Bernardino Rafael, jefe de la policía local del distrito de Quissanga en Cabo Delgado, dijo a los aldeanos que los animales salvajes habían contribuido al número de muertos de los combatientes yihadistas, conocidos localmente como al-Shabab, en el último episodio del conflicto remoto.

“Algunos de ellos murieron al ser alcanzados por balas de nuestras fuerzas y otros por ataques de animales como serpientes, búfalos, leones y hasta cocodrilos”, dijo Rafael, según The Times.

Dieciséis insurgentes han sido enterrados recientemente en el distrito de Quissanga.

Los militantes de ISIS usan los bosques de la región como refugio, que todavía tiene grandes poblaciones de elefantes, leones y leopardos a pesar de la caza furtiva y la invasión humana.

Los ataques de ISIS en Mozambique, específicamente en Cabo Delgado, rico en petróleo, comenzaron en 2017 pero se volvieron más violentos y peligrosos en 2020, según el grupo de expertos británico Instituto Internacional de Estudios Estratégicos.

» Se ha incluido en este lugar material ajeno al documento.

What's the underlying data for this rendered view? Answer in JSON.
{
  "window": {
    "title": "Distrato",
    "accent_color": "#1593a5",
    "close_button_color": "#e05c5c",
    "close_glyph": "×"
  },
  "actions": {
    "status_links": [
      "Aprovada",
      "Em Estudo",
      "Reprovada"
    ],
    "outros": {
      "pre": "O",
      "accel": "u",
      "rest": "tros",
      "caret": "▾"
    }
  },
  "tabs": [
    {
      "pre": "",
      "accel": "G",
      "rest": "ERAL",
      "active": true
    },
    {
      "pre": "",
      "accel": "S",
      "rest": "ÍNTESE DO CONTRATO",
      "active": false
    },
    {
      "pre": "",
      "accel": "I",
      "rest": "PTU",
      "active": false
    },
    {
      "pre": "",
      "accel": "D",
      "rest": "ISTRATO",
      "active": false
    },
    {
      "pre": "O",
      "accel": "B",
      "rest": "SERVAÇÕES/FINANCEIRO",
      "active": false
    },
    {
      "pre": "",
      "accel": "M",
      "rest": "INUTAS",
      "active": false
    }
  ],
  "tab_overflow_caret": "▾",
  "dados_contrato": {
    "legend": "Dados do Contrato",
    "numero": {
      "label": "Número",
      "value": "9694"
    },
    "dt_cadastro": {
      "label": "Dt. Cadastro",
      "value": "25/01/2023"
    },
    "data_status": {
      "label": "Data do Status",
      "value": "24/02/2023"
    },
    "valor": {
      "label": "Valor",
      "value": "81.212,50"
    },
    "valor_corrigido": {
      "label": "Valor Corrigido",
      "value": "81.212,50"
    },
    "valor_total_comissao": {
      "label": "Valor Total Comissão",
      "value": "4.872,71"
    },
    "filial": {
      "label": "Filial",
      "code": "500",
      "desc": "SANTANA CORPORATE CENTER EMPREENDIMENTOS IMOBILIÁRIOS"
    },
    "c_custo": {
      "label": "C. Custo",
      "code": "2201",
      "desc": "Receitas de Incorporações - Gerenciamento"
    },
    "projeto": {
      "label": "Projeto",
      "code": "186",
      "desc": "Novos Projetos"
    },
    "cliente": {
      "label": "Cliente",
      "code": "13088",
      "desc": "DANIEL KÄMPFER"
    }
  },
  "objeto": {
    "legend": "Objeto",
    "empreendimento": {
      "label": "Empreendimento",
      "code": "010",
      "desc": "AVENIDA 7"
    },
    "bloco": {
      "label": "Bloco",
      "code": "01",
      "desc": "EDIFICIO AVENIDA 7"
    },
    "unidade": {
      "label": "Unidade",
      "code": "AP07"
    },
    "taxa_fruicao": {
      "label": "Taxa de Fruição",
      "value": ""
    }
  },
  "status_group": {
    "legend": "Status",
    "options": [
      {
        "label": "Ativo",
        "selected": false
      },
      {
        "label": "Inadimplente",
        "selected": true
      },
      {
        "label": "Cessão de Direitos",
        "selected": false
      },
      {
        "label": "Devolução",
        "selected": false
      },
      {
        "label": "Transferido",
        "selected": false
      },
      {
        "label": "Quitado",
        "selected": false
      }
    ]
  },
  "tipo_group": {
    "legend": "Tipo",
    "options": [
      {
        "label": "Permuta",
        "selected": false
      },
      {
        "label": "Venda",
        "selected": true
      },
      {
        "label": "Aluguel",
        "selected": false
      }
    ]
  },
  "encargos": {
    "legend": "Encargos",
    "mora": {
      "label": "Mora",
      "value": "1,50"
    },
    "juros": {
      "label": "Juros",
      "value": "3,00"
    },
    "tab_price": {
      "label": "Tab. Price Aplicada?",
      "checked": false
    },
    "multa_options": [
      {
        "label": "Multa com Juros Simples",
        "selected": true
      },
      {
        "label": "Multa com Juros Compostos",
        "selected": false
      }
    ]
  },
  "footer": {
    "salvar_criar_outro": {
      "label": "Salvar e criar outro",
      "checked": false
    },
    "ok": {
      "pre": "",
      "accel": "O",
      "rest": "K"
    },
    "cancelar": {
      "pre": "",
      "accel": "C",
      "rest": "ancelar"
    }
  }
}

El grupo extremista islámico lucha en Cabo Delgado, una de las zonas más pobres del país, en un intento de crear un régimen disidente aprovechando la «débil gobernabilidad, los problemas socioeconómicos y la marginación étnica y religiosa del gobierno nacional». en Maputo», según el grupo de expertos.

El año pasado, la ONU publicó un informe que decía que ISIS había estado reclutando y «adoctrinando» a niños para luchar en Mozambique, y el portavoz de UNICEF, James Elder, dijo que habían visto imágenes «aparentemente que mostraban a niños secuestrados de hasta cinco años manejando armas y siendo adoctrinados para luchar»..»

La violencia ha resultado en más de 4.000 víctimas y 950.000 más desplazados de sus hogares, informa The Times.